Three parts. That's it.

acquire() — before an operation starts, it asks the semaphore for a slot. If a slot is available, it gets one and runs immediately. If not, it waits in the queue. That waiting is handled by a Promise that only resolves when a slot opens up.

release() — when an operation finishes, it gives the slot back. And if there's anything waiting in the queue, the next one gets the slot immediately.

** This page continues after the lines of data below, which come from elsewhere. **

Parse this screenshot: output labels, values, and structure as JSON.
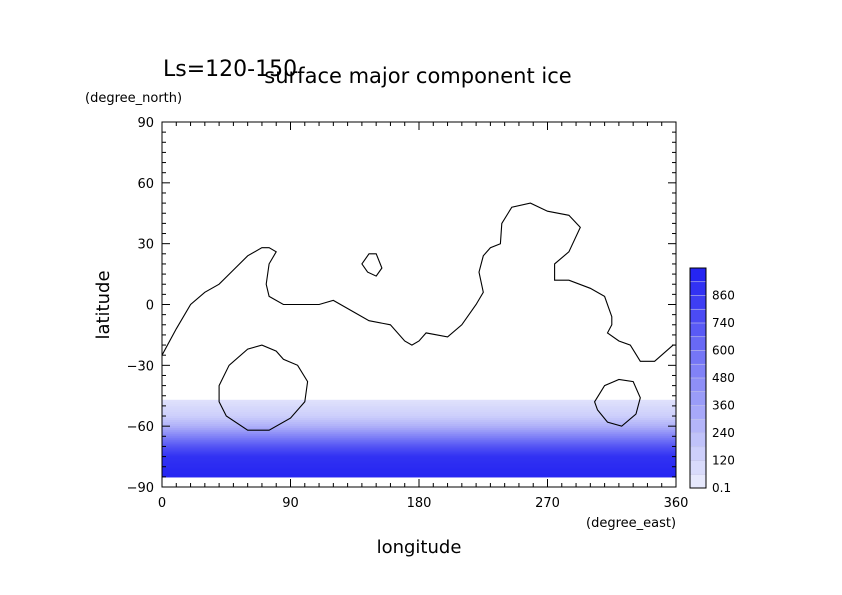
{
  "chart_data": {
    "type": "heatmap",
    "title": "surface major component ice",
    "subtitle": "Ls=120-150",
    "xlabel": "longitude",
    "ylabel": "latitude",
    "xunit": "(degree_east)",
    "yunit": "(degree_north)",
    "xlim": [
      0,
      360
    ],
    "ylim": [
      -90,
      90
    ],
    "x_ticks": [
      "0",
      "90",
      "180",
      "270",
      "360"
    ],
    "y_ticks": [
      "90",
      "60",
      "30",
      "0",
      "−30",
      "−60",
      "−90"
    ],
    "x_tick_values": [
      0,
      90,
      180,
      270,
      360
    ],
    "y_tick_values": [
      90,
      60,
      30,
      0,
      -30,
      -60,
      -90
    ],
    "colorbar": {
      "labels": [
        "0.1",
        "120",
        "240",
        "360",
        "480",
        "600",
        "740",
        "860"
      ],
      "levels": [
        0.1,
        60,
        120,
        180,
        240,
        300,
        360,
        420,
        480,
        540,
        600,
        670,
        740,
        800,
        860,
        920
      ],
      "color_low": "#e6e8fc",
      "color_high": "#2525f2"
    },
    "ice_field": {
      "edge_lat": -47,
      "pole_lat": -85,
      "min_value": 0.1,
      "max_value": 920,
      "values_at_lat": [
        {
          "lat": -47,
          "value": 30
        },
        {
          "lat": -55,
          "value": 120
        },
        {
          "lat": -60,
          "value": 260
        },
        {
          "lat": -65,
          "value": 480
        },
        {
          "lat": -70,
          "value": 700
        },
        {
          "lat": -75,
          "value": 860
        },
        {
          "lat": -85,
          "value": 920
        }
      ]
    },
    "contours": [
      {
        "points": [
          [
            0,
            -25
          ],
          [
            10,
            -12
          ],
          [
            20,
            0
          ],
          [
            30,
            6
          ],
          [
            40,
            10
          ],
          [
            50,
            17
          ],
          [
            60,
            24
          ],
          [
            70,
            28
          ],
          [
            75,
            28
          ],
          [
            80,
            26
          ],
          [
            75,
            20
          ],
          [
            73,
            10
          ],
          [
            75,
            4
          ],
          [
            85,
            0
          ],
          [
            110,
            0
          ],
          [
            120,
            2
          ],
          [
            135,
            -4
          ],
          [
            145,
            -8
          ],
          [
            160,
            -10
          ],
          [
            170,
            -18
          ],
          [
            175,
            -20
          ],
          [
            180,
            -18
          ],
          [
            185,
            -14
          ],
          [
            200,
            -16
          ],
          [
            210,
            -10
          ],
          [
            220,
            0
          ],
          [
            225,
            6
          ],
          [
            222,
            16
          ],
          [
            225,
            24
          ],
          [
            230,
            28
          ],
          [
            237,
            30
          ],
          [
            238,
            40
          ],
          [
            245,
            48
          ],
          [
            258,
            50
          ],
          [
            270,
            46
          ],
          [
            285,
            44
          ],
          [
            293,
            38
          ],
          [
            285,
            26
          ],
          [
            275,
            20
          ],
          [
            275,
            12
          ],
          [
            285,
            12
          ],
          [
            300,
            8
          ],
          [
            310,
            4
          ],
          [
            313,
            -2
          ],
          [
            315,
            -6
          ],
          [
            315,
            -10
          ],
          [
            312,
            -14
          ],
          [
            320,
            -18
          ],
          [
            328,
            -20
          ],
          [
            335,
            -28
          ],
          [
            345,
            -28
          ],
          [
            358,
            -20
          ],
          [
            360,
            -20
          ]
        ],
        "closed": false
      },
      {
        "points": [
          [
            140,
            20
          ],
          [
            145,
            25
          ],
          [
            150,
            25
          ],
          [
            154,
            18
          ],
          [
            150,
            14
          ],
          [
            144,
            16
          ]
        ],
        "closed": true
      },
      {
        "points": [
          [
            40,
            -40
          ],
          [
            47,
            -30
          ],
          [
            60,
            -22
          ],
          [
            70,
            -20
          ],
          [
            80,
            -23
          ],
          [
            85,
            -27
          ],
          [
            95,
            -30
          ],
          [
            102,
            -38
          ],
          [
            100,
            -48
          ],
          [
            90,
            -56
          ],
          [
            75,
            -62
          ],
          [
            60,
            -62
          ],
          [
            45,
            -55
          ],
          [
            40,
            -48
          ]
        ],
        "closed": true
      },
      {
        "points": [
          [
            303,
            -48
          ],
          [
            310,
            -40
          ],
          [
            320,
            -37
          ],
          [
            330,
            -38
          ],
          [
            335,
            -46
          ],
          [
            332,
            -54
          ],
          [
            322,
            -60
          ],
          [
            312,
            -58
          ],
          [
            305,
            -52
          ]
        ],
        "closed": true
      }
    ]
  }
}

run() — this is the wrapper you actually use. It acquires the slot, runs your function, and releases in a finally block. The finally is important it makes sure the slot is always released, even if the operation throws an error. No slot gets stuck.

What This Looks Like in Practice

Say you have 50 API calls to make but you only want 5 running at the same time.

const semaphore = new Semaphore(5);

const results = await Promise.all(
    requests.map(req => semaphore.run(() => callAPI(req)))
);

All 50 are queued up. But only 5 run at a time. As each one finishes, the next one in line starts. Controlled. Predictable. Your API doesn't get overwhelmed.

What I Realized

When I first wrote concurrent code, I just used Promise.all()and let everything run at the same time. It worked. Until it didn't.

The moment the load increased too many database connections, too many simultaneous operations,things started breaking. And I didn't understand why at first because the code looked fine.

That's the thing about concurrency. It's not just about making things run at the same time. It's about controlling how many things run at the same time. That control is what keeps your system stable under real load.
Semaphore is one of the simplest ways to add that control. And once you understand it, you start seeing places where you need it everywhere.

If I got something wrong or anything can be improved — please drop it in the comments. I'm still learning and I want to get this right.